Eventually Congress enacted the measure and adopted a strict tangible- capital rule. The result was turmoil in the industry, forced closures, severe contractions, and an avalanche of litigation that is just now being resolved.
Much has been written about the merits of the plaintiffs' contract claims in the ongoing goodwill litigation. But little attention has been paid to the origin of the supervisory goodwill that is the basis of these claims.
The thrift crisis of the 1980s and early 1990s had its origins well before the enactment of the Financial Institutions Reform, Recovery, and Enforcement Act.
Indeed, the industry's capital shortage dated from the high interest rate environment of the late 1970s and early 1980s. Institutions long dedicated to financing homeownership saw their cost of funds shoot upward, while the prepayment rates on their long-term, low-rate mortgage portfolios slowed. The result for many institutions was a growing string of losses and insolvencies.
Despite record levels of Federal Savings and Loan Insurance Corp. resolutions, starting in 1980, 415 thrifts with $220 billion of assets were insolvent by the end of 1982.
Faced with this growing crisis, the Federal Home Loan Bank Board and FSLIC tried to stanch the bleeding by forcing the takeover of weaker institutions by stronger ones. This became known as the "merger program.".
The Home Loan bank board encouraged healthy thrifts and other investors to take over ailing institutions without FSLIC financial assistance, if possible, or with the insurance agency's cash, forbearances, and goodwill when needed.
Initially, these mergers required some form of cash contribution from FSLIC. But the thrift capital shortages continued to grow, and the financial resources of the deposit insurance agency were quickly used up.
The remedy to this problem: crediting supervisory goodwill generated in the acquisition.
Well-managed and well-capitalized thrifts were induced to buy ailing or failing institutions with the promise that the resultant supervisory goodwill could be used as regulatory capital and amortized over an extended period without any reduction in the stated amount of the buyer's capital.
Brent Beasley, then FSLIC's director, said: "We will do all we can to facilitate the merger .... We believe the merger process is especially useful.
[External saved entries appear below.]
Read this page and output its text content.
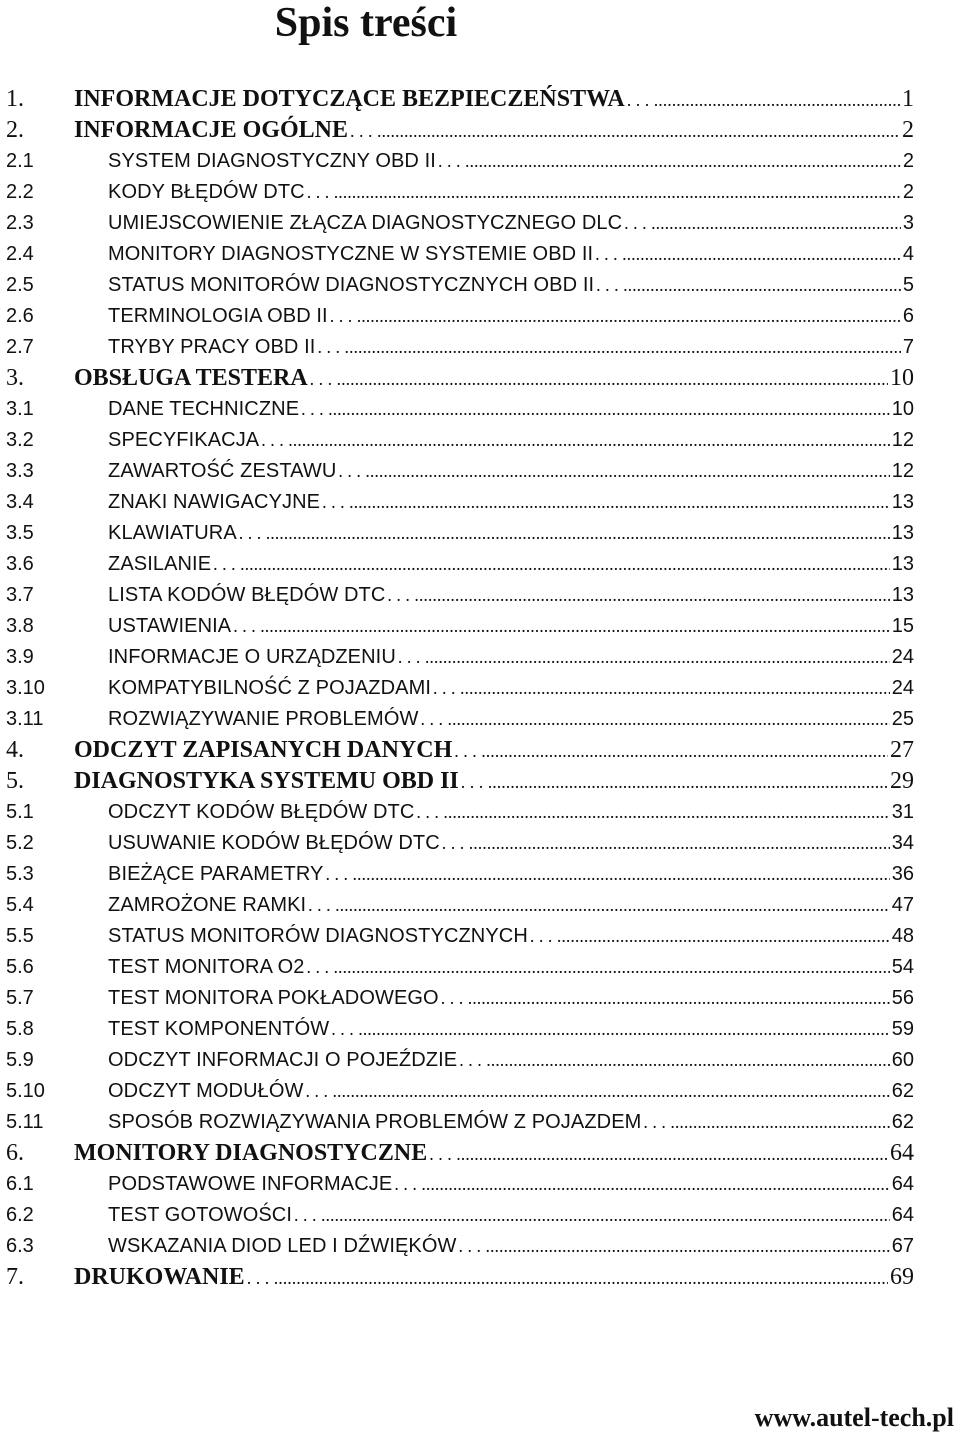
Spis treści
1.	INFORMACJE DOTYCZĄCE BEZPIECZEŃSTWA . . .	1
2.	INFORMACJE OGÓLNE . . .	2
2.1	SYSTEM DIAGNOSTYCZNY OBD II . . .	2
2.2	KODY BŁĘDÓW DTC . . .	2
2.3	UMIEJSCOWIENIE ZŁĄCZA DIAGNOSTYCZNEGO DLC . . .	3
2.4	MONITORY DIAGNOSTYCZNE W SYSTEMIE OBD II . . .	4
2.5	STATUS MONITORÓW DIAGNOSTYCZNYCH OBD II . . .	5
2.6	TERMINOLOGIA OBD II . . .	6
2.7	TRYBY PRACY OBD II . . .	7
3.	OBSŁUGA TESTERA . . .	10
3.1	DANE TECHNICZNE . . .	10
3.2	SPECYFIKACJA . . .	12
3.3	ZAWARTOŚĆ ZESTAWU . . .	12
3.4	ZNAKI NAWIGACYJNE . . .	13
3.5	KLAWIATURA . . .	13
3.6	ZASILANIE . . .	13
3.7	LISTA KODÓW BŁĘDÓW DTC . . .	13
3.8	USTAWIENIA . . .	15
3.9	INFORMACJE O URZĄDZENIU . . .	24
3.10	KOMPATYBILNOŚĆ Z POJAZDAMI . . .	24
3.11	ROZWIĄZYWANIE PROBLEMÓW . . .	25
4.	ODCZYT ZAPISANYCH DANYCH . . .	27
5.	DIAGNOSTYKA SYSTEMU OBD II . . .	29
5.1	ODCZYT KODÓW BŁĘDÓW DTC . . .	31
5.2	USUWANIE KODÓW BŁĘDÓW DTC . . .	34
5.3	BIEŻĄCE PARAMETRY . . .	36
5.4	ZAMROŻONE RAMKI . . .	47
5.5	STATUS MONITORÓW DIAGNOSTYCZNYCH . . .	48
5.6	TEST MONITORA O2 . . .	54
5.7	TEST MONITORA POKŁADOWEGO . . .	56
5.8	TEST KOMPONENTÓW . . .	59
5.9	ODCZYT INFORMACJI O POJEŹDZIE . . .	60
5.10	ODCZYT MODUŁÓW . . .	62
5.11	SPOSÓB ROZWIĄZYWANIA PROBLEMÓW Z POJAZDEM . . .	62
6.	MONITORY DIAGNOSTYCZNE . . .	64
6.1	PODSTAWOWE INFORMACJE . . .	64
6.2	TEST GOTOWOŚCI . . .	64
6.3	WSKAZANIA DIOD LED I DŹWIĘKÓW . . .	67
7.	DRUKOWANIE . . .	69
www.autel-tech.pl
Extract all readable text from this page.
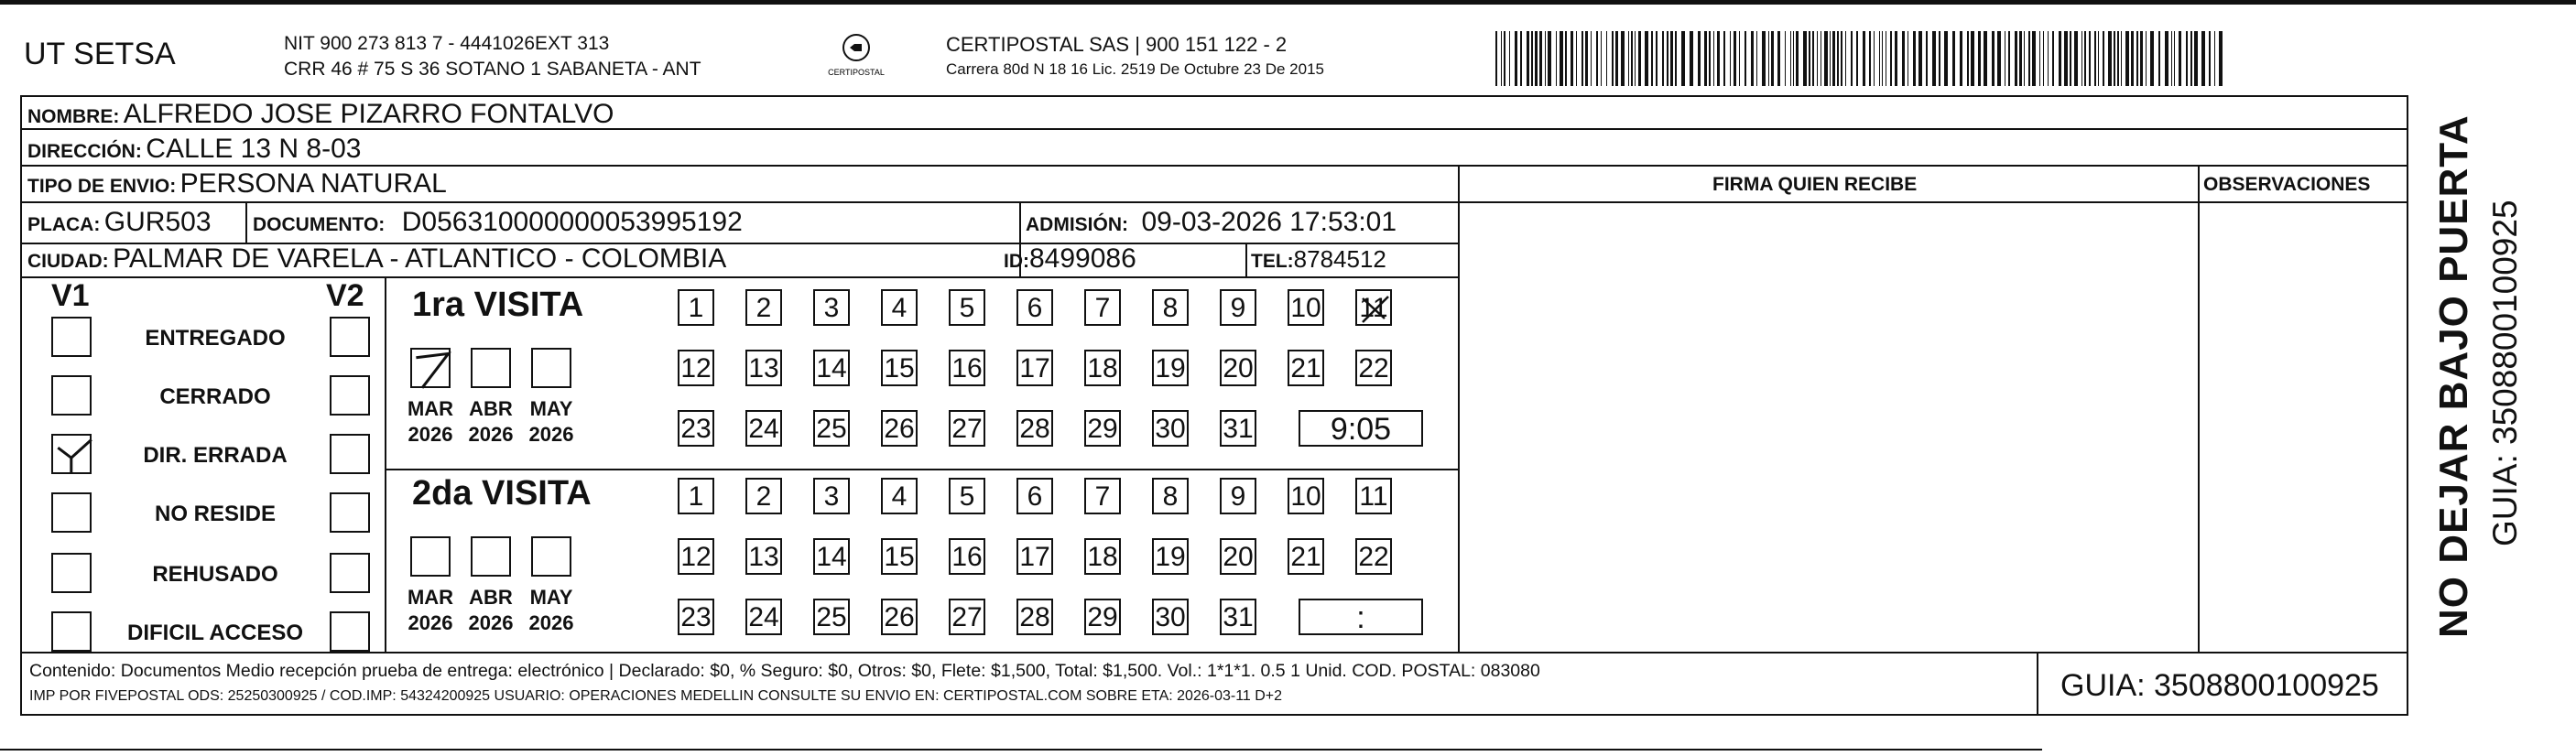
UT SETSA	NIT 900 273 813 7 - 4441026EXT 313
CRR 46 # 75 S 36 SOTANO 1 SABANETA - ANT	CERTIPOSTAL
CERTIPOSTAL SAS | 900 151 122 - 2
Carrera 80d N 18 16 Lic. 2519 De Octubre 23 De 2015
NOMBRE: ALFREDO JOSE PIZARRO FONTALVO
DIRECCIÓN: CALLE 13 N 8-03
TIPO DE ENVIO: PERSONA NATURAL	FIRMA QUIEN RECIBE	OBSERVACIONES
PLACA: GUR503 DOCUMENTO: D056310000000053995192	ADMISIÓN: 09-03-2026 17:53:01
CIUDAD: PALMAR DE VARELA - ATLANTICO - COLOMBIA	ID:8499086	TEL:8784512
V1	V2
ENTREGADO
CERRADO
DIR. ERRADA
NO RESIDE
REHUSADO
DIFICIL ACCESO
1ra VISITA
MAR
2026
ABR
2026
MAY
2026
1	2	3	4	5	6	7	8	9	10 11
12 13 14 15 16 17 18 19 20 21 22
23 24 25 26 27 28 29 30 31	9:05
2da VISITA
MAR
2026
ABR
2026
MAY
2026
1	2	3	4	5	6	7	8	9	10 11
12 13 14 15 16 17 18 19 20 21 22
23 24 25 26 27 28 29 30 31	:
Contenido: Documentos Medio recepción prueba de entrega: electrónico | Declarado: $0, % Seguro: $0, Otros: $0, Flete: $1,500, Total: $1,500. Vol.: 1*1*1. 0.5 1 Unid. COD. POSTAL: 083080
IMP POR FIVEPOSTAL ODS: 25250300925 / COD.IMP: 54324200925 USUARIO: OPERACIONES MEDELLIN CONSULTE SU ENVIO EN: CERTIPOSTAL.COM SOBRE ETA: 2026-03-11 D+2	GUIA: 3508800100925
NO DEJAR BAJO PUERTA GUIA: 3508800100925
The wise use of purchase accounting (goodwill) is facilitating mergers."
As a result, 769 institutions were merged in 1981 and 1982.
For the government, it meant that a problem institution was resolved with little, if any, financial contribution. At the same timeacquirers obtained a larger, deposit-taking platform and an extended period within which to replace the assumed goodwill with earning assets.
The merger program - not some accounting trick, as was argued during the debate over the Financial Institutions Reform, Recovery, and Enforcement Act - was the source of supervisory goodwill so loudly condemned at the time.
Put another way, the merger program did not let institutions grow without capital. Instead, it spread existing capital at well-run institutions over ailing thrifts, thereby avoiding countless failures.
When extreme measures such as the merger program are adopted to address an emergency, it is unfair to condemn the institutions, entities, and persons involved in resolving a past crisis.
A closer look might reveal, as it does in the case of the "goodwill junkies," that they were heroes willing to act in a time of crisis. This perhaps is a good lesson not only for life in general but also for the legislative process in particular.